Yalnız en yakın arkadaşlarına, zaferden sonra hükümet şeklinin Cumhuriyet olacağını söylemişti[4]. İstanbul’da da “Cumhuriyet yapacaklar, Cumhuriyet!”[5] diye bağıran Ali Rıza Paşa gibi bazı keskin görüşlü devlet adamları bunu anlamışlardı. Fakat Mustafa Kemal onlara yalnız inkılâpçı değil, aynı zamanda, kademe kademe yürüyerek hedefe vâsıl olmağa çalışmak lâzım geldiğini bilen büyük bir diplomat olduğunu göstermiştir[6].

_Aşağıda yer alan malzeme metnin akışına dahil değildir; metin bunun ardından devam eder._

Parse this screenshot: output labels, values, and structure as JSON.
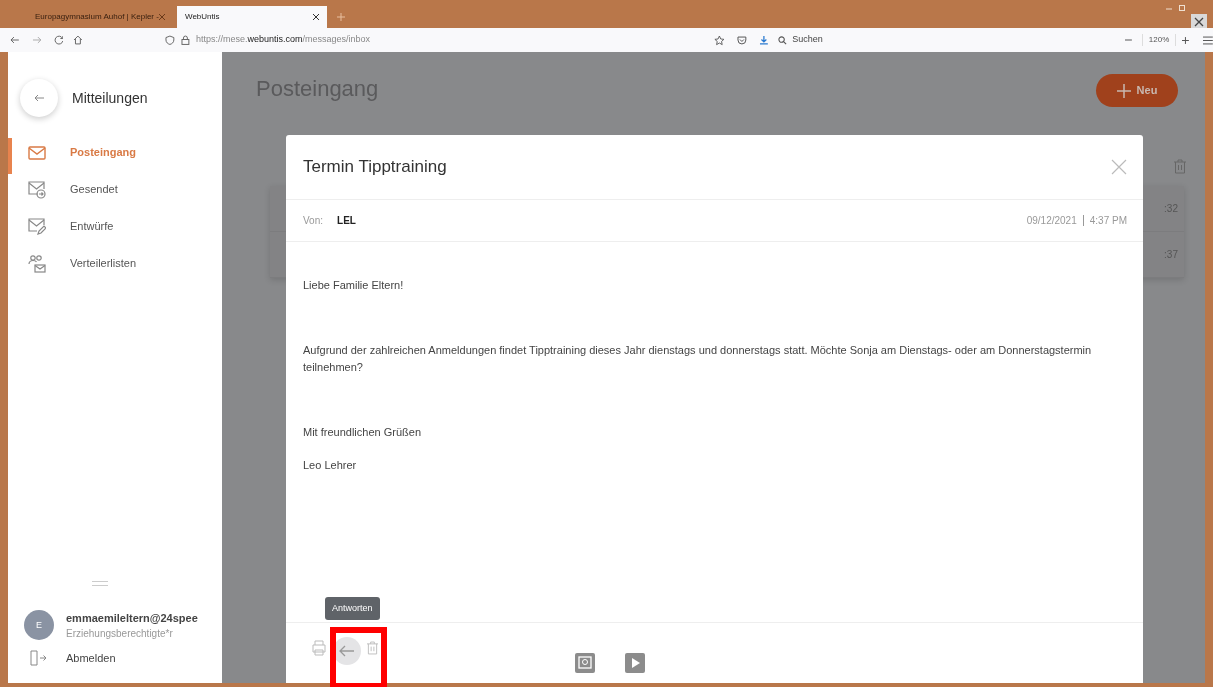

Cumhuriyete doğru giden yolda ilk adım Büyük Millet Meclisinin açılışı olmuştur. Meclis, “makam-ı muallâyı hilâfet ve saltanatı ve memalik-i mahrusa-i şahaneyi yeddi ecanipten tahlis” etmeyi kendisine görev edinmiştir[7]. Mustafa Kemal hesap verme raporunda millî hareket üzerinde durmuştur: “Makam-ı saltanat ayni zamanda makam-ı hilâfet olmak itibarile Padişahımız Cumhuru İslâmın da reisidir.... Bu esasa göre Anadoluda muvakkat kaydile dahi olsa bir hükümet reisi tanımak veya bir Padişah kaymakamı ihdas etmek hiç bir suretle kabili cevaz değildir. Şu halde reissiz bir hükümet vücuda getirmek zarureti içindeyiz. Fakat Meclisi âliniz ... iradei milliyeyi bilfiil mukadderatı vatana vâziülyed ettiği için ... artık onun fevkinde bir kuvvet mevcut değildir”[8]. Yabancı Hükümetlere “Millet Meclisinin bir îcra Heyeti’nin ... memleketin idaresini ... eline aldığını (un Comité executif ... de l’Assemblée Nationale.. a pris…en main le gouvernement du pays')” bildirdi[9]. Bir Milletvekili demecinde, “Mustafa Kemal Paşa ... Reisicumhur olacak diye, Anadoluda hakikaten fena propagandalar vardır ” dedi[10].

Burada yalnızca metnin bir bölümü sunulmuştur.